ヒトの身体はほとんどの時間を重力に逆らって、二足歩行で生活しています。
足は身体の中で最も下部に位置するため、全身の体重、血液、リンパが自然に集まるところです。普通に生活していると、もっとも負担がかかる器官、それが「足」だと言えるでしょう。

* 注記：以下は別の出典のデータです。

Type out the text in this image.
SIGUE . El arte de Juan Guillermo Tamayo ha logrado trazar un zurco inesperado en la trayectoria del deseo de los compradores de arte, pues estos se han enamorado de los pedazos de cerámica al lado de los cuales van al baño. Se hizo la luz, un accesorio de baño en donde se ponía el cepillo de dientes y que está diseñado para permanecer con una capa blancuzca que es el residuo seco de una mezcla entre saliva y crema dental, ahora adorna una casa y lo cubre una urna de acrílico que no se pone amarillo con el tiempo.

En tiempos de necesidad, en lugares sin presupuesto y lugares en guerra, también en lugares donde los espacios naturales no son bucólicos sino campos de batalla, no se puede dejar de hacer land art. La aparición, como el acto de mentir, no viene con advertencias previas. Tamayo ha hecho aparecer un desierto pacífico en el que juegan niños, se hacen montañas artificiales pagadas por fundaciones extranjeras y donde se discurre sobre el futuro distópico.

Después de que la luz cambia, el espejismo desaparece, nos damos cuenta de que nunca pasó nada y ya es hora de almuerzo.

自然界を見渡してもこれほど強い二足の足のみで身体を支えている動物は見かけません。二足歩行の我々は日ごろからこの両足に強い負担を強いて暮らしているわけです。そこへ座りすぎ、運動不足、太りすぎなどの足への負担が増加する習慣が加わると、より加速度的に下半身への負担は増加することになります。

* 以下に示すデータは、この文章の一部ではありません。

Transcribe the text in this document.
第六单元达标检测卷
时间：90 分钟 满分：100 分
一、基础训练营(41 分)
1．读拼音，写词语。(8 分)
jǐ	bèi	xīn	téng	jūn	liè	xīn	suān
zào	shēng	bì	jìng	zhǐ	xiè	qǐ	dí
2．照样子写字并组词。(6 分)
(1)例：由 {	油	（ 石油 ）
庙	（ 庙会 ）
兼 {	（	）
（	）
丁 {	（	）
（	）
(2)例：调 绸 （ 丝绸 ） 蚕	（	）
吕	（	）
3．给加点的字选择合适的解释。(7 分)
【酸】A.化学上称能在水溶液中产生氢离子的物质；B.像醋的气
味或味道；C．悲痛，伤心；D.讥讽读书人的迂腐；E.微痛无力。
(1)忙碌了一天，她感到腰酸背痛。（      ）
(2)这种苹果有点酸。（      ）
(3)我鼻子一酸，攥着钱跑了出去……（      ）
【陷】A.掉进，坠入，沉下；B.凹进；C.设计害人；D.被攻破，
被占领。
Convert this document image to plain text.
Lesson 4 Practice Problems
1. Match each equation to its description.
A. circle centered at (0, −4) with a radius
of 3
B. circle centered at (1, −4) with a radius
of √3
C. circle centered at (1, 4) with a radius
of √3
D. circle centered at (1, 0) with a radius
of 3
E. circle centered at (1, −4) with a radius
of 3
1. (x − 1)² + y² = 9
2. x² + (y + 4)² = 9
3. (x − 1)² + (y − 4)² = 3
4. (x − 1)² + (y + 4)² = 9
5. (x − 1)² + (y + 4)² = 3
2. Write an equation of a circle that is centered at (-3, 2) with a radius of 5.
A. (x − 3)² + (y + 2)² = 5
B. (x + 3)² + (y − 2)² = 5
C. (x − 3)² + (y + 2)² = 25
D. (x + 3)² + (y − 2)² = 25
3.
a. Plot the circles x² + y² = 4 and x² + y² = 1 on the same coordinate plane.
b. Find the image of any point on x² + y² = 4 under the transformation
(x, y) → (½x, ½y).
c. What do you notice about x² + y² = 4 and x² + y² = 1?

現代人の足は運動不足、長時間の座りっぱなし、適切でない靴の長時間の使用により、バランスがかなり崩れていることが多いです。サッカー選手やランナーなどのスポーツ選手でさえ、足の裏の健康が損なわれている方が非常に多いのが特徴です。
運動不足の方で顕著に見られるのが縦アーチ(土踏まず)の減少、スポーツマンの方には横アーチ(足指)の不正列(開帳足)がよく見られます。

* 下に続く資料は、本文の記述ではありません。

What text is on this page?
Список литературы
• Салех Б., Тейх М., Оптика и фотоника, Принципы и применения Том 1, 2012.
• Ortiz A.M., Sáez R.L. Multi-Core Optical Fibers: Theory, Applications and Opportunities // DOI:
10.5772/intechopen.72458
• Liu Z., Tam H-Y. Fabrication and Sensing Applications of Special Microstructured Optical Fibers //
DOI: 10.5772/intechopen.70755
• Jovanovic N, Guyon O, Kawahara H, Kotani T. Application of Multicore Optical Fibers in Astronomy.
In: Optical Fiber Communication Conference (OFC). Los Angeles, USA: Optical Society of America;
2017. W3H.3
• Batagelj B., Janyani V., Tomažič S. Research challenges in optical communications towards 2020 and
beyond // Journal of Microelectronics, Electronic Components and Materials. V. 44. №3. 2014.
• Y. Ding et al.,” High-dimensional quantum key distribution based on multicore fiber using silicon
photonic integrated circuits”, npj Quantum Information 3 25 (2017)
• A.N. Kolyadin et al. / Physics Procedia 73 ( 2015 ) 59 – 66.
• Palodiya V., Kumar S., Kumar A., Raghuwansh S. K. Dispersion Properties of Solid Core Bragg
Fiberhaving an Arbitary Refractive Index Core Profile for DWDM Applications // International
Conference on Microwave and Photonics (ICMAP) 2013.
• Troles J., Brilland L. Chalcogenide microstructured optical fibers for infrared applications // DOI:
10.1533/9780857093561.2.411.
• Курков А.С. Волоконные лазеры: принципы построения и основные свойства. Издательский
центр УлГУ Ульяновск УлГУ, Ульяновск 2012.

最近のスポーツシューズは足に対してやや過保護すぎるかもしれません。いずれにせよ、足の裏のバランスが崩れるとスポーツのパフォーマンスが大幅に低下してしまうため、正しいバランスを保つことが非常に大切です。当然、スポーツをしない方々の健康にも足の裏の状態は影響を及ぼします。足の裏は健康のために欠かせない治療場所の一つです。
足の不調が全身の不健康につながる理由

足は重力によって落ちてくる血液、リンパ液、全身の体重の受け皿となり、血液やリンパ液を体の中心へと返す役割を持っています。すなわち、足自体が全身の土台としての役割があると言えます。
土台が崩れれば、その上に立っている城が崩れてしまうように、足の裏は全身のバランスを保つ上で非常に重要な役割を持っています。
そのため、足の裏のバランスが悪くなったり、運動不足や合わない靴によって不調を起こすと、それが全身に波及するのです。また、足の裏は下半身の筋膜がすべて集中するところでもあり、足の裏は機能的に非常に多くの役割を持っています。これが足の不調が全身のさまざまな不調の引き金となってしまう理由です。
逆に言えば、体が冷えるからといって、必ずしも足の裏をほぐせば治るわけではなく、冷えの「原因」が足の裏にあるならば、足を治療することで冷え性も改善できると言った方が正しいでしょう。

このように、足裏は全身のバランスを保つために非常に重要なポイントの一つです。
足つぼマッサージは確かに全身の健康維持に効果がありますが、足つぼマッサージだけで全身の不調をカバーするのは無理があるかもしれません。理想的な話をするなら、なぜ足裏の健康が損なわれてしまったのか?を突き詰めたほうが不調の根治につながるでしょう。